Council also earmarked more than $100 million of the surplus to kickstart repairs to the Gardiner Expressway. Were it not for the Ford administration’s sound budget practices, we’d be paying for the Gardiner by delaying repairs to other things. Back in November, Olivia Chow, the MP for Trinity-Spadina, called upon Ottawa to pick up part of the expressway’s repair bill. Does anyone really want a return to the days when the city cried poor and begged others for money? We tried that for more than a decade, and all we have to show for it is decrepit infrastructure. In fiscal matters at least, Rob Ford has given Toronto its self-respect back.

Still, Ford’s lapses as mayor have been as substantial as his successes. He has failed to tame the police budget, which eats up the lion’s share of city revenues. This is a fight only a right-of-centre, tough-on-crime mayor can pick. Instead, Ford intervened in the police association’s bargaining to give them plump raises even as he negotiated hard with the city’s other unions.

Most crucially, the mayor’s rallying cry of “subways subways subways” cost the city two precious years on an ill-fated attempt to build a Sheppard subway extension. With no credible plan to fund it, council turned its back on Ford and resurrected Miller’s Transit City plan—not because it was better, but because it had money behind it. The transit issue exposed Ford’s fatal weakness: he’s a lone wolf in a job that now requires a consensus builder.
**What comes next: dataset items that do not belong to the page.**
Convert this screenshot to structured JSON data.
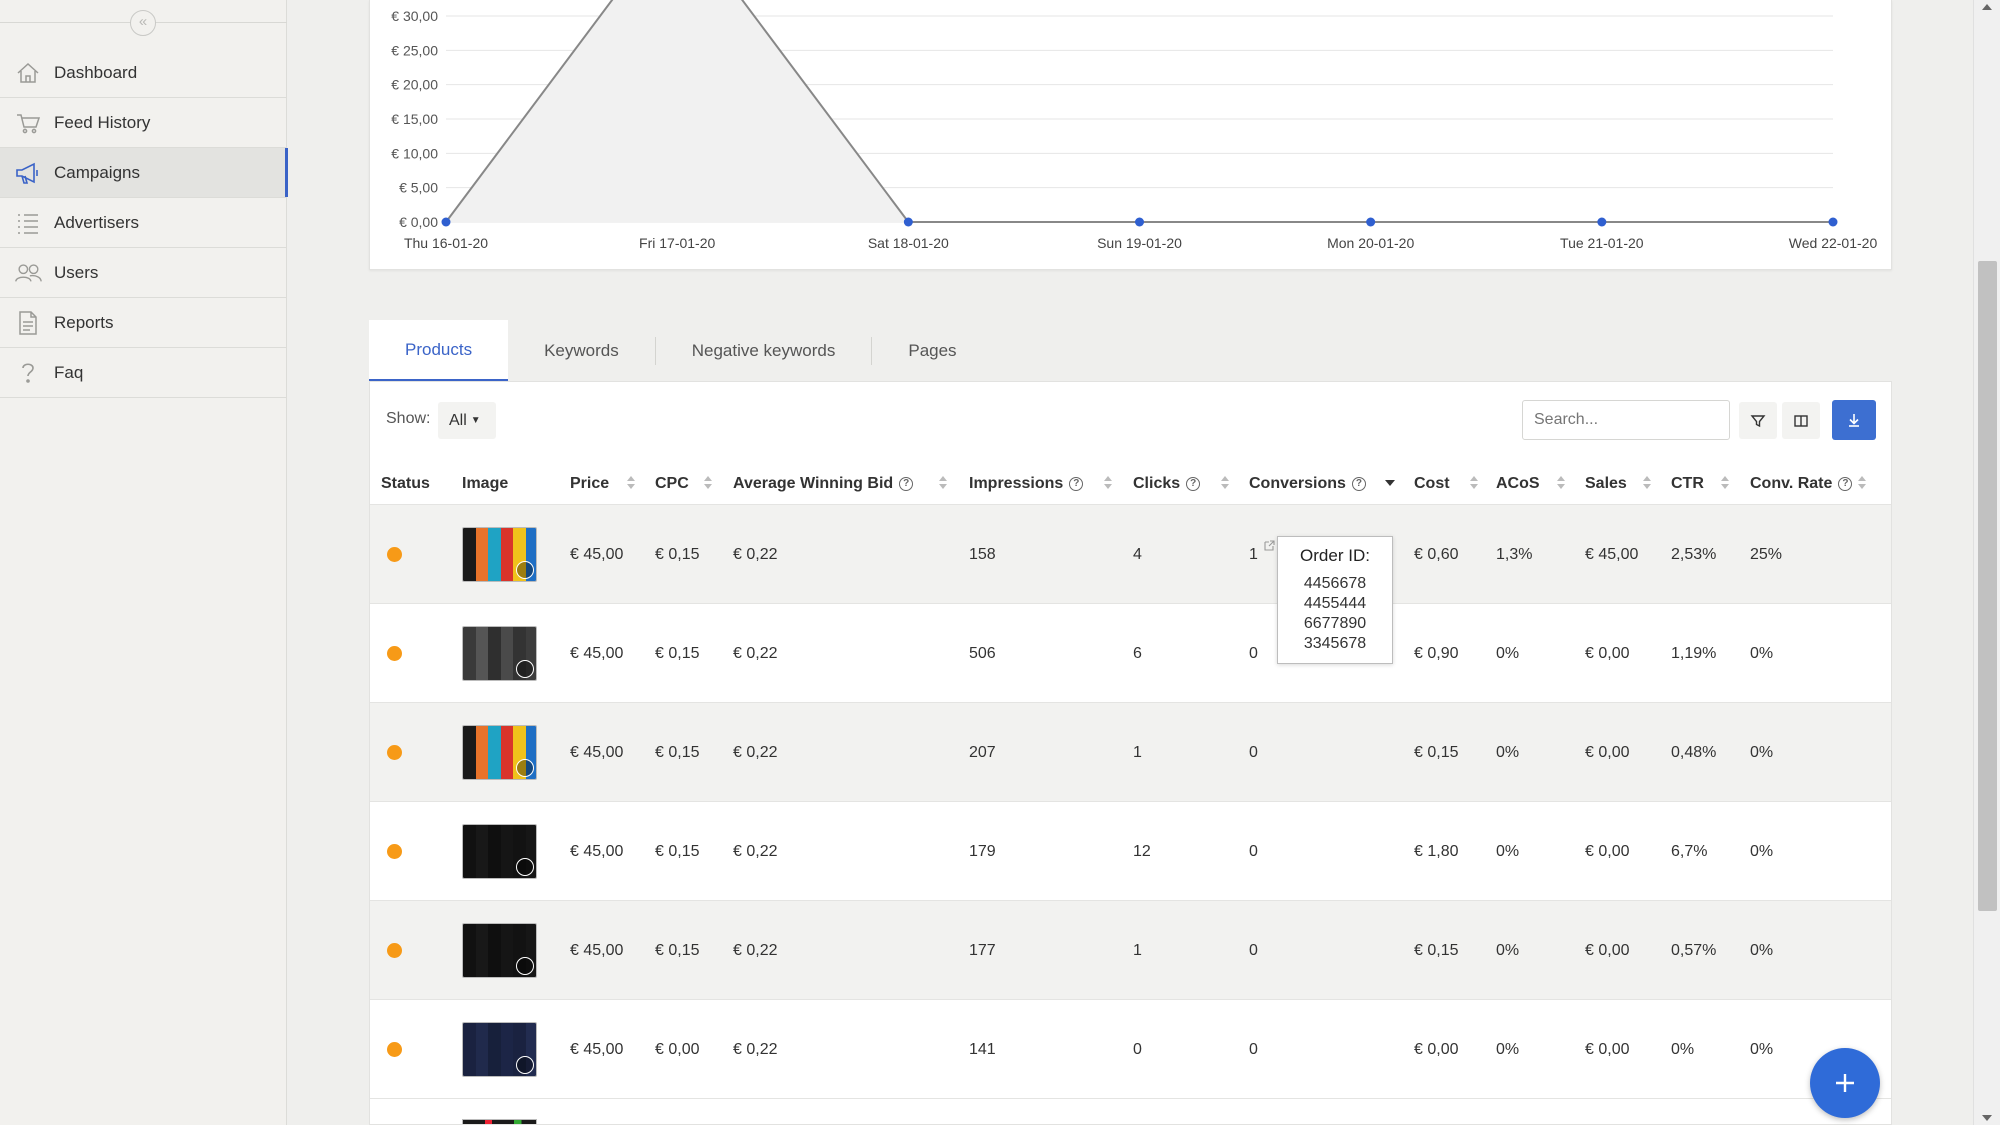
{
  "sidebar": {
    "collapse_icon": "«",
    "items": [
      {
        "label": "Dashboard",
        "icon": "home-icon"
      },
      {
        "label": "Feed History",
        "icon": "cart-icon"
      },
      {
        "label": "Campaigns",
        "icon": "megaphone-icon",
        "active": true
      },
      {
        "label": "Advertisers",
        "icon": "list-icon"
      },
      {
        "label": "Users",
        "icon": "users-icon"
      },
      {
        "label": "Reports",
        "icon": "report-icon"
      },
      {
        "label": "Faq",
        "icon": "question-icon"
      }
    ]
  },
  "chart_data": {
    "type": "area",
    "categories": [
      "Thu 16-01-20",
      "Fri 17-01-20",
      "Sat 18-01-20",
      "Sun 19-01-20",
      "Mon 20-01-20",
      "Tue 21-01-20",
      "Wed 22-01-20"
    ],
    "series": [
      {
        "values": [
          0,
          45,
          0,
          0,
          0,
          0,
          0
        ]
      }
    ],
    "y_ticks": [
      "€ 0,00",
      "€ 5,00",
      "€ 10,00",
      "€ 15,00",
      "€ 20,00",
      "€ 25,00",
      "€ 30,00"
    ],
    "ylim": [
      0,
      30
    ],
    "grid": true,
    "colors": {
      "line": "#888888",
      "fill": "#f1f1f1",
      "points": "#2f5fd0"
    }
  },
  "tabs": [
    "Products",
    "Keywords",
    "Negative keywords",
    "Pages"
  ],
  "toolbar": {
    "show_label": "Show:",
    "show_value": "All",
    "search_placeholder": "Search...",
    "filter_icon": "filter-icon",
    "columns_icon": "columns-icon",
    "export_icon": "download-icon"
  },
  "table": {
    "headers": [
      "Status",
      "Image",
      "Price",
      "CPC",
      "Average Winning Bid",
      "Impressions",
      "Clicks",
      "Conversions",
      "Cost",
      "ACoS",
      "Sales",
      "CTR",
      "Conv. Rate"
    ],
    "rows": [
      {
        "price": "€ 45,00",
        "cpc": "€ 0,15",
        "awb": "€ 0,22",
        "impressions": "158",
        "clicks": "4",
        "conversions": "1",
        "cost": "€ 0,60",
        "acos": "1,3%",
        "sales": "€ 45,00",
        "ctr": "2,53%",
        "conv_rate": "25%"
      },
      {
        "price": "€ 45,00",
        "cpc": "€ 0,15",
        "awb": "€ 0,22",
        "impressions": "506",
        "clicks": "6",
        "conversions": "0",
        "cost": "€ 0,90",
        "acos": "0%",
        "sales": "€ 0,00",
        "ctr": "1,19%",
        "conv_rate": "0%"
      },
      {
        "price": "€ 45,00",
        "cpc": "€ 0,15",
        "awb": "€ 0,22",
        "impressions": "207",
        "clicks": "1",
        "conversions": "0",
        "cost": "€ 0,15",
        "acos": "0%",
        "sales": "€ 0,00",
        "ctr": "0,48%",
        "conv_rate": "0%"
      },
      {
        "price": "€ 45,00",
        "cpc": "€ 0,15",
        "awb": "€ 0,22",
        "impressions": "179",
        "clicks": "12",
        "conversions": "0",
        "cost": "€ 1,80",
        "acos": "0%",
        "sales": "€ 0,00",
        "ctr": "6,7%",
        "conv_rate": "0%"
      },
      {
        "price": "€ 45,00",
        "cpc": "€ 0,15",
        "awb": "€ 0,22",
        "impressions": "177",
        "clicks": "1",
        "conversions": "0",
        "cost": "€ 0,15",
        "acos": "0%",
        "sales": "€ 0,00",
        "ctr": "0,57%",
        "conv_rate": "0%"
      },
      {
        "price": "€ 45,00",
        "cpc": "€ 0,00",
        "awb": "€ 0,22",
        "impressions": "141",
        "clicks": "0",
        "conversions": "0",
        "cost": "€ 0,00",
        "acos": "0%",
        "sales": "€ 0,00",
        "ctr": "0%",
        "conv_rate": "0%"
      }
    ]
  },
  "tooltip": {
    "title": "Order ID:",
    "order_ids": [
      "4456678",
      "4455444",
      "6677890",
      "3345678"
    ]
  },
  "fab_icon": "plus-icon"
}
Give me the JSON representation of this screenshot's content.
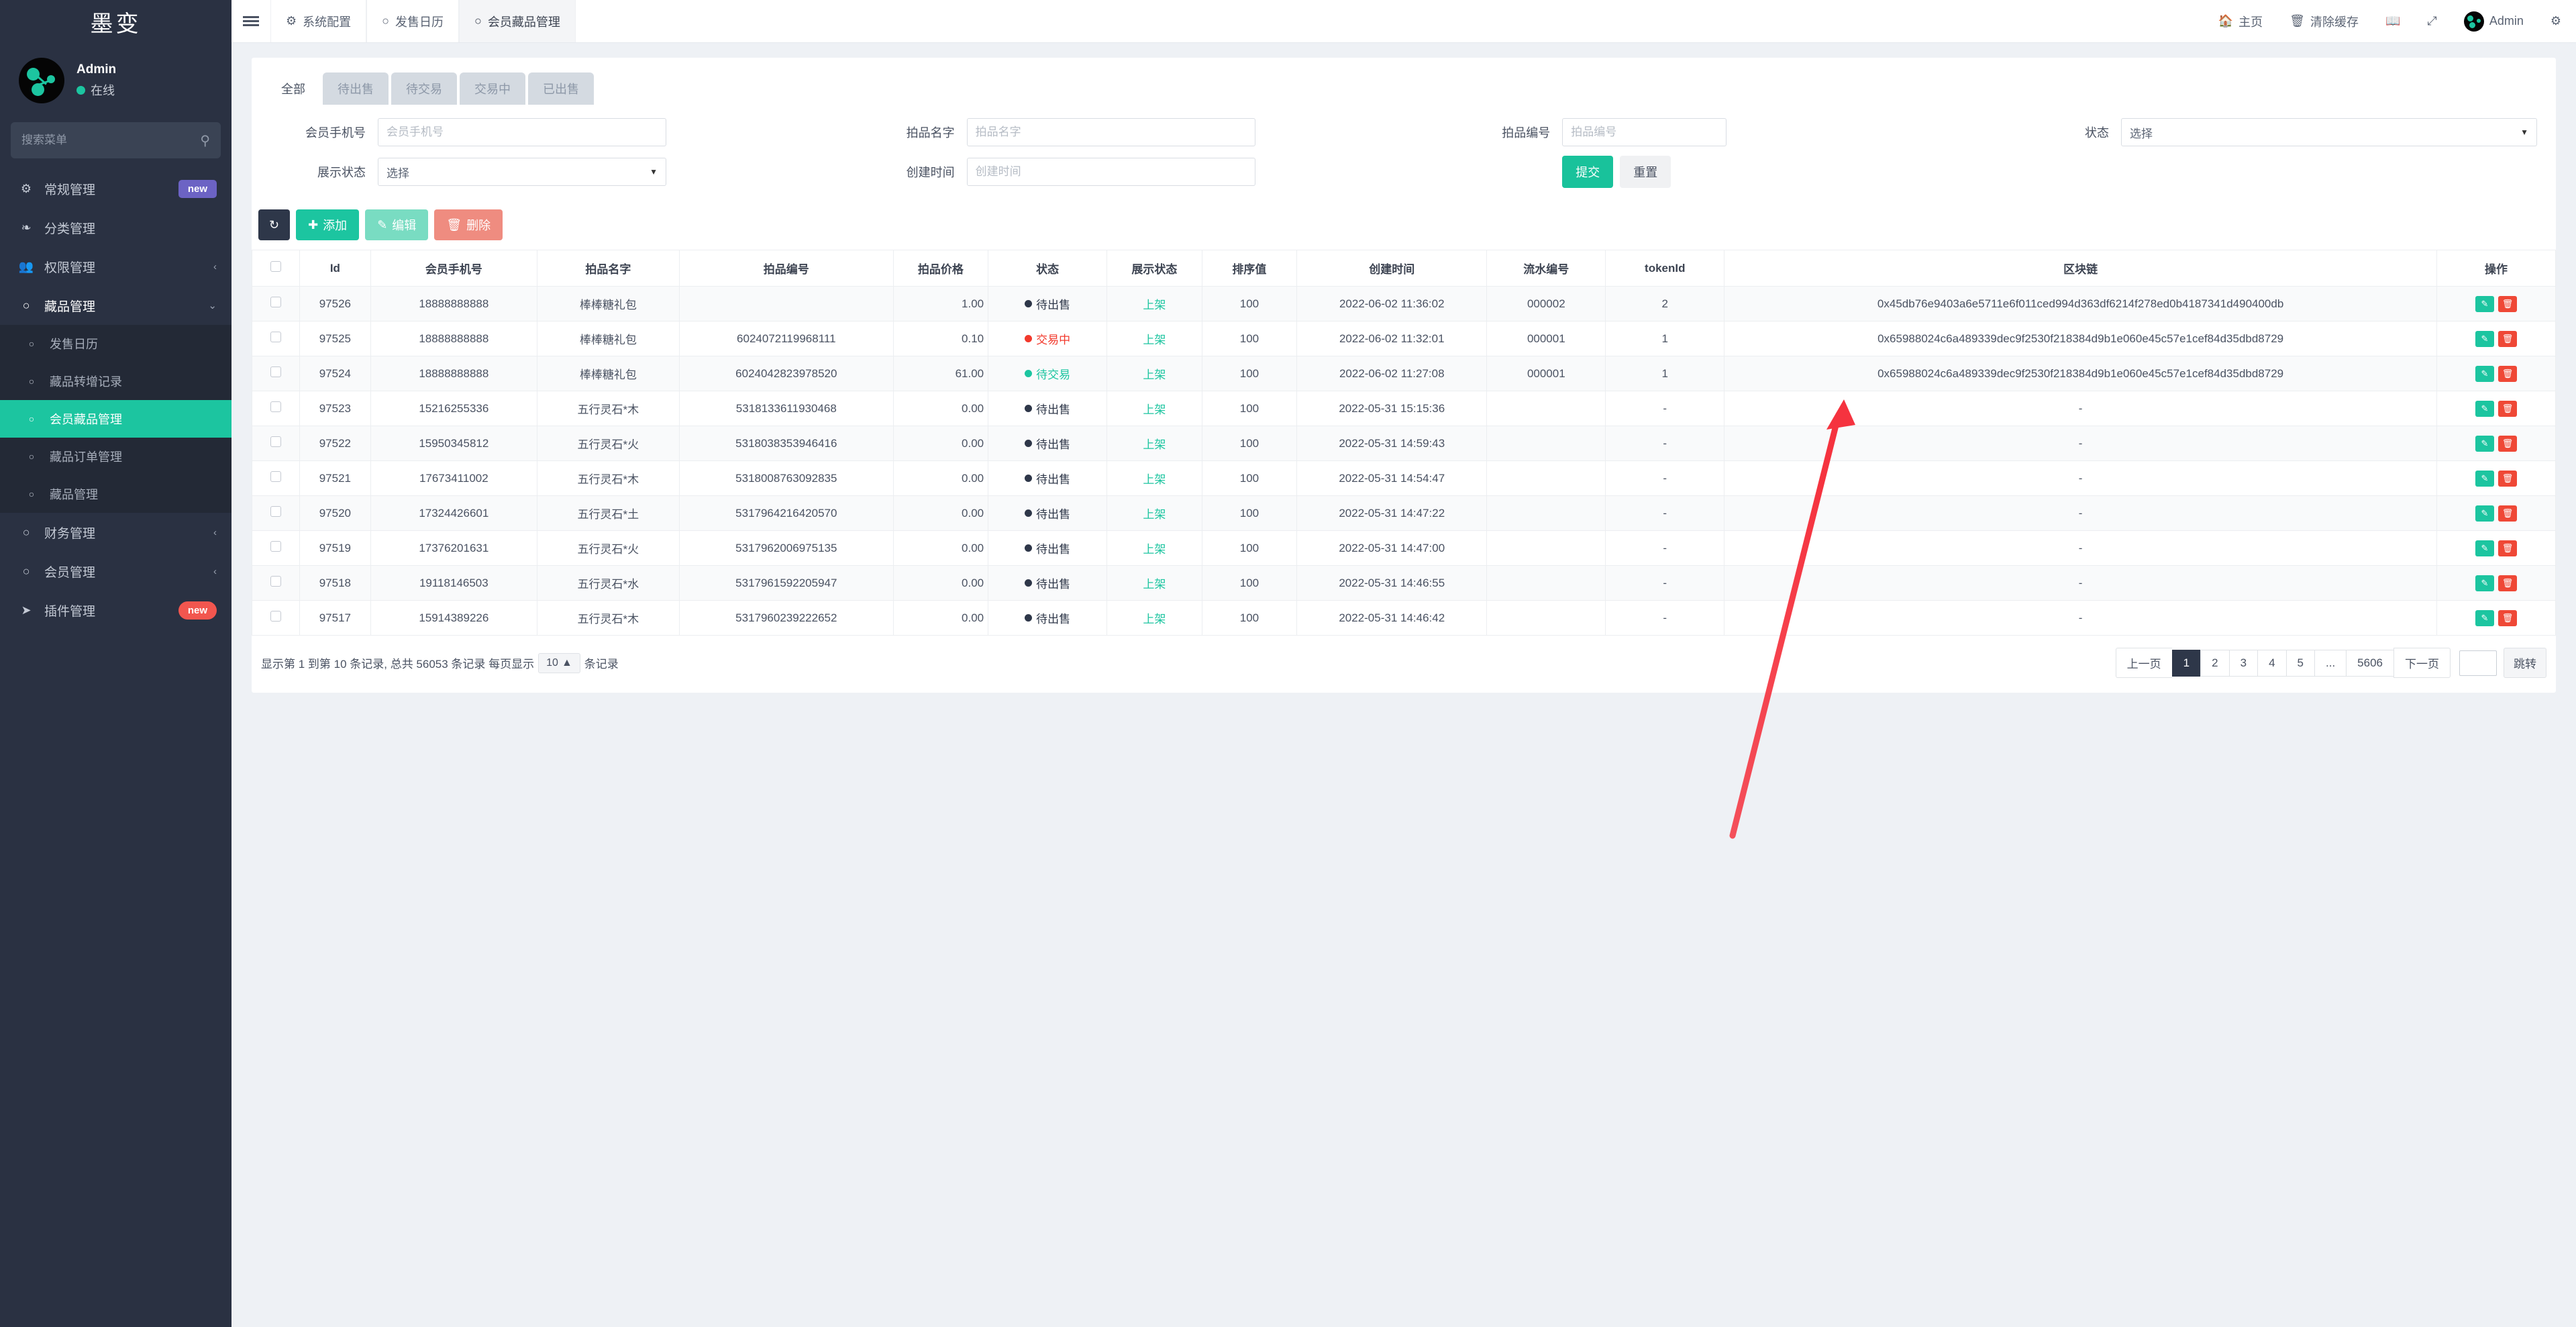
{
  "sidebar": {
    "brand": "墨变",
    "profile": {
      "name": "Admin",
      "status": "在线"
    },
    "search": {
      "placeholder": "搜索菜单",
      "value": "",
      "icon": "search-icon"
    },
    "items": [
      {
        "label": "常规管理",
        "icon": "gears-icon",
        "badge": "new",
        "badge_style": "purple",
        "chevron": "",
        "level": "top"
      },
      {
        "label": "分类管理",
        "icon": "leaf-icon",
        "badge": "",
        "badge_style": "",
        "chevron": "",
        "level": "top"
      },
      {
        "label": "权限管理",
        "icon": "users-icon",
        "badge": "",
        "badge_style": "",
        "chevron": "‹",
        "level": "top"
      },
      {
        "label": "藏品管理",
        "icon": "circle-icon",
        "badge": "",
        "badge_style": "",
        "chevron": "⌄",
        "level": "top-open"
      },
      {
        "label": "发售日历",
        "icon": "circle-icon",
        "badge": "",
        "badge_style": "",
        "chevron": "",
        "level": "sub"
      },
      {
        "label": "藏品转增记录",
        "icon": "circle-icon",
        "badge": "",
        "badge_style": "",
        "chevron": "",
        "level": "sub"
      },
      {
        "label": "会员藏品管理",
        "icon": "circle-icon",
        "badge": "",
        "badge_style": "",
        "chevron": "",
        "level": "sub-active"
      },
      {
        "label": "藏品订单管理",
        "icon": "circle-icon",
        "badge": "",
        "badge_style": "",
        "chevron": "",
        "level": "sub"
      },
      {
        "label": "藏品管理",
        "icon": "circle-icon",
        "badge": "",
        "badge_style": "",
        "chevron": "",
        "level": "sub"
      },
      {
        "label": "财务管理",
        "icon": "circle-icon",
        "badge": "",
        "badge_style": "",
        "chevron": "‹",
        "level": "top"
      },
      {
        "label": "会员管理",
        "icon": "circle-icon",
        "badge": "",
        "badge_style": "",
        "chevron": "‹",
        "level": "top"
      },
      {
        "label": "插件管理",
        "icon": "rocket-icon",
        "badge": "new",
        "badge_style": "red",
        "chevron": "",
        "level": "top"
      }
    ]
  },
  "topbar": {
    "menu_icon": "hamburger-icon",
    "tabs": [
      {
        "label": "系统配置",
        "icon": "gear-icon",
        "selected": false
      },
      {
        "label": "发售日历",
        "icon": "circle-icon",
        "selected": false
      },
      {
        "label": "会员藏品管理",
        "icon": "circle-icon",
        "selected": true
      }
    ],
    "actions": [
      {
        "label": "主页",
        "icon": "home-icon"
      },
      {
        "label": "清除缓存",
        "icon": "trash-icon"
      },
      {
        "label": "",
        "icon": "book-icon"
      },
      {
        "label": "",
        "icon": "fullscreen-icon"
      }
    ],
    "user": "Admin",
    "settings_icon": "gears-icon"
  },
  "tabs": [
    {
      "label": "全部",
      "active": true
    },
    {
      "label": "待出售",
      "active": false
    },
    {
      "label": "待交易",
      "active": false
    },
    {
      "label": "交易中",
      "active": false
    },
    {
      "label": "已出售",
      "active": false
    }
  ],
  "filter": {
    "member_phone": {
      "label": "会员手机号",
      "placeholder": "会员手机号",
      "value": ""
    },
    "item_name": {
      "label": "拍品名字",
      "placeholder": "拍品名字",
      "value": ""
    },
    "item_no": {
      "label": "拍品编号",
      "placeholder": "拍品编号",
      "value": ""
    },
    "status": {
      "label": "状态",
      "value": "选择"
    },
    "display_status": {
      "label": "展示状态",
      "value": "选择"
    },
    "create_time": {
      "label": "创建时间",
      "placeholder": "创建时间",
      "value": ""
    },
    "submit_label": "提交",
    "reset_label": "重置"
  },
  "toolbar": {
    "refresh_icon": "refresh-icon",
    "add_label": "添加",
    "edit_label": "编辑",
    "delete_label": "删除"
  },
  "table": {
    "columns": [
      "",
      "Id",
      "会员手机号",
      "拍品名字",
      "拍品编号",
      "拍品价格",
      "状态",
      "展示状态",
      "排序值",
      "创建时间",
      "流水编号",
      "tokenId",
      "区块链",
      "操作"
    ],
    "rows": [
      {
        "id": "97526",
        "phone": "18888888888",
        "name": "棒棒糖礼包",
        "no": "",
        "price": "1.00",
        "status": "待出售",
        "status_color": "#2e3749",
        "display": "上架",
        "sort": "100",
        "created": "2022-06-02 11:36:02",
        "serial": "000002",
        "token": "2",
        "chain": "0x45db76e9403a6e5711e6f011ced994d363df6214f278ed0b4187341d490400db"
      },
      {
        "id": "97525",
        "phone": "18888888888",
        "name": "棒棒糖礼包",
        "no": "6024072119968111",
        "price": "0.10",
        "status": "交易中",
        "status_color": "#f2392c",
        "display": "上架",
        "sort": "100",
        "created": "2022-06-02 11:32:01",
        "serial": "000001",
        "token": "1",
        "chain": "0x65988024c6a489339dec9f2530f218384d9b1e060e45c57e1cef84d35dbd8729"
      },
      {
        "id": "97524",
        "phone": "18888888888",
        "name": "棒棒糖礼包",
        "no": "6024042823978520",
        "price": "61.00",
        "status": "待交易",
        "status_color": "#1cc5a0",
        "display": "上架",
        "sort": "100",
        "created": "2022-06-02 11:27:08",
        "serial": "000001",
        "token": "1",
        "chain": "0x65988024c6a489339dec9f2530f218384d9b1e060e45c57e1cef84d35dbd8729"
      },
      {
        "id": "97523",
        "phone": "15216255336",
        "name": "五行灵石*木",
        "no": "5318133611930468",
        "price": "0.00",
        "status": "待出售",
        "status_color": "#2e3749",
        "display": "上架",
        "sort": "100",
        "created": "2022-05-31 15:15:36",
        "serial": "",
        "token": "-",
        "chain": "-"
      },
      {
        "id": "97522",
        "phone": "15950345812",
        "name": "五行灵石*火",
        "no": "5318038353946416",
        "price": "0.00",
        "status": "待出售",
        "status_color": "#2e3749",
        "display": "上架",
        "sort": "100",
        "created": "2022-05-31 14:59:43",
        "serial": "",
        "token": "-",
        "chain": "-"
      },
      {
        "id": "97521",
        "phone": "17673411002",
        "name": "五行灵石*木",
        "no": "5318008763092835",
        "price": "0.00",
        "status": "待出售",
        "status_color": "#2e3749",
        "display": "上架",
        "sort": "100",
        "created": "2022-05-31 14:54:47",
        "serial": "",
        "token": "-",
        "chain": "-"
      },
      {
        "id": "97520",
        "phone": "17324426601",
        "name": "五行灵石*土",
        "no": "5317964216420570",
        "price": "0.00",
        "status": "待出售",
        "status_color": "#2e3749",
        "display": "上架",
        "sort": "100",
        "created": "2022-05-31 14:47:22",
        "serial": "",
        "token": "-",
        "chain": "-"
      },
      {
        "id": "97519",
        "phone": "17376201631",
        "name": "五行灵石*火",
        "no": "5317962006975135",
        "price": "0.00",
        "status": "待出售",
        "status_color": "#2e3749",
        "display": "上架",
        "sort": "100",
        "created": "2022-05-31 14:47:00",
        "serial": "",
        "token": "-",
        "chain": "-"
      },
      {
        "id": "97518",
        "phone": "19118146503",
        "name": "五行灵石*水",
        "no": "5317961592205947",
        "price": "0.00",
        "status": "待出售",
        "status_color": "#2e3749",
        "display": "上架",
        "sort": "100",
        "created": "2022-05-31 14:46:55",
        "serial": "",
        "token": "-",
        "chain": "-"
      },
      {
        "id": "97517",
        "phone": "15914389226",
        "name": "五行灵石*木",
        "no": "5317960239222652",
        "price": "0.00",
        "status": "待出售",
        "status_color": "#2e3749",
        "display": "上架",
        "sort": "100",
        "created": "2022-05-31 14:46:42",
        "serial": "",
        "token": "-",
        "chain": "-"
      }
    ]
  },
  "footer": {
    "info_prefix": "显示第 1 到第 10 条记录, 总共 56053 条记录 每页显示",
    "page_size": "10",
    "info_suffix": "条记录",
    "prev": "上一页",
    "pages": [
      "1",
      "2",
      "3",
      "4",
      "5",
      "...",
      "5606"
    ],
    "current_page": "1",
    "next": "下一页",
    "jump_value": "",
    "jump_label": "跳转"
  },
  "annotation": {
    "type": "red-arrow",
    "color": "#f5333f"
  }
}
The long-overdue changes Ford has made will serve the next mayor of Toronto well—whether that mayor is Ford or someone else. It should be someone else. For the post-Miller era, voters wanted to toss a bomb into city hall and blow it up. Ford made a great bomb. Now his charge is nearly spent.

But what Toronto doesn’t need is Ford’s diametric opposite. Torontonians have the emotional bad habit of loving their mayors until they can no longer stand them, at which point they replace them with their worst enemies. Mel Lastman was an adorably colourful character until he became an unbearable clown. As a councillor, David Miller was a constant thorn in Lastman’s side, then enjoyed an extended honeymoon as mayor until his handling of the 2009 garbage strike led public opinion to brand him a bum. Councillor Ford, who could get under Miller’s skin and make him itch like no other opponent…well, you get the picture.

Auditions for the role of Ford’s Worst Enemy—Adam Vaughan? Shelley Carroll?—continue in earnest. Whoever earns the mantle will likely be elected mayor in 2014. When the new mayor takes office, that person should bear in mind that Ford was nowhere near as bad as he was made out to be, and take care not to squander the clean budget books he left behind.